Mis influencias vienen del folk gallego y portugués —Zeca Afonso marcó mi juventud compositora—, del pop y, sobre todo, del rock de los setenta: Deep Purple, Beatles, Jethro Tull. Esa potencia, esa libertad. Antes de Metamorfose, la música africana moderna —Fatoumata Diawara, Habib Koité, Dobet Gnahoré— me fascinó con su riqueza rítmica y melódica. Y después, hace unos diez años, la balada country actual cambió mi rumbo: Zach Bryan, Chris Stapleton, Morgan Wallen, Keith Urban me abrieron una puerta inesperada. Empecé a componer baladas que pedían letras en inglés. Fue entonces cuando di el salto a escribir en ese idioma.

Soy perfeccionista. Repetir cien veces una mezcla, pulir sin considerarla terminada. Con los años he aprendido cuándo es suficiente, cuándo debo parar.

Me describo como compositor de melodías, sobre todo. Pero también soy cantautor que escribe sus propias letras, productor de mis temas, e ingeniero de mezcla y mastering. Todo el proceso, de principio a fin, en mi estudio de Ferrol.

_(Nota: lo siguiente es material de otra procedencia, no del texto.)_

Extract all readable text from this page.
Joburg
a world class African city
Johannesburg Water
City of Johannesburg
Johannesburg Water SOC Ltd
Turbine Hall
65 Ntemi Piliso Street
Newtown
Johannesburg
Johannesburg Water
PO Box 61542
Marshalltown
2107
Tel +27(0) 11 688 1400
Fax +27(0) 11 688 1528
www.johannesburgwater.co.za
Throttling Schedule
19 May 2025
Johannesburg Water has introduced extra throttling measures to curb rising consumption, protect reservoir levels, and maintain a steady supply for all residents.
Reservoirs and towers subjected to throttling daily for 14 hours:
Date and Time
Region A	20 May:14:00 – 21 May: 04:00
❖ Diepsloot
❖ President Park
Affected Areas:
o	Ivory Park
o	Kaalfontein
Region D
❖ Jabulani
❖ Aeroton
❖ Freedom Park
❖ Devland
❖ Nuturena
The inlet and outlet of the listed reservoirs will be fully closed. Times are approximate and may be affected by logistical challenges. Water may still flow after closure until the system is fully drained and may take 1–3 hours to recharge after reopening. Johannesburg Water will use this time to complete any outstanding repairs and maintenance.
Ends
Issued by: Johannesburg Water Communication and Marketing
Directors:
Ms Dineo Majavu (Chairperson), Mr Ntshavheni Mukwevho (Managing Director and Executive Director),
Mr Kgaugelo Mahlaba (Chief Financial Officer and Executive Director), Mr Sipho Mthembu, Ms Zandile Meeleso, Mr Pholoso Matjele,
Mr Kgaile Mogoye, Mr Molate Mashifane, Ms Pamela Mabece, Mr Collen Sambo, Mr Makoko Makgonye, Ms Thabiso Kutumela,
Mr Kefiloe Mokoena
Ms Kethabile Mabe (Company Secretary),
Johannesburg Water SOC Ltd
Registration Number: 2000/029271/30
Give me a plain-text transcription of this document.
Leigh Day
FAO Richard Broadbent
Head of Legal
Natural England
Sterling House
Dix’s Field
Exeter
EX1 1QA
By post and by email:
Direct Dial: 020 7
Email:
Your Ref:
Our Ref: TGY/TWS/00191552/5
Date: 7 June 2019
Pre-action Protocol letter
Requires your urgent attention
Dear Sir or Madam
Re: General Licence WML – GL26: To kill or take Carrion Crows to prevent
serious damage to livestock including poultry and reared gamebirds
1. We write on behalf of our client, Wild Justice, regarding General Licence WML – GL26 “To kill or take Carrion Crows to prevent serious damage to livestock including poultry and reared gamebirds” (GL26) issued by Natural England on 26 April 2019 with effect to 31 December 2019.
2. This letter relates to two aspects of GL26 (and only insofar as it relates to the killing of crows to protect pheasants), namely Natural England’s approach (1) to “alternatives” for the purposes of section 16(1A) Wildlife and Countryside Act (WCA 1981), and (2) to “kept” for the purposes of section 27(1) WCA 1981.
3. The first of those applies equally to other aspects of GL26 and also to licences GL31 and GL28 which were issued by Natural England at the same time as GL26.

Xabi Martin escuchando una mezcla en su estudio

La palabra escrita

La música no es lo único que escribo. En 2025 publiqué Luces en la tormenta, un libro de relatos donde exploro las mismas pulsiones que atraviesan mis canciones: la pérdida, la esperanza, los pequeños hallazgos que dan sentido. Trabajo ahora en mi primera novela. Y desde 2022 mantengo el blog Vivir es un regalo, donde escribo sobre crecimiento personal con la misma vocación introspectiva que pongo en la música.

La música la firmo como Xabi Martin; El libro de relatos, bajo el seudónimo de Silvia Rodas; el blog y la novela, con mi nombre civil, Javier Varela. Tres firmas, una sola fuente.

Para mí, palabra y canción son hermanas. Nacen del mismo silencio.

Xabi Martin escribiendo en su estudio con la guitarra al lado

El ahora

Con mis canciones busco transmitir emociones positivas: esperanza, alegría, confianza. La madurez influye notablemente en las letras y en la fuerza de los temas, especialmente en los estribillos. Escribo desde la experiencia, desde las cicatrices y las victorias.

Hoy, desde mi estudio en Ferrol, sigo componiendo, produciendo, mezclando. Sigo buscando esa melodía perfecta, ese estribillo que abrace el alma. Porque la música, al final, es lo único que siempre estuvo ahí. Desde el principio. En la sangre.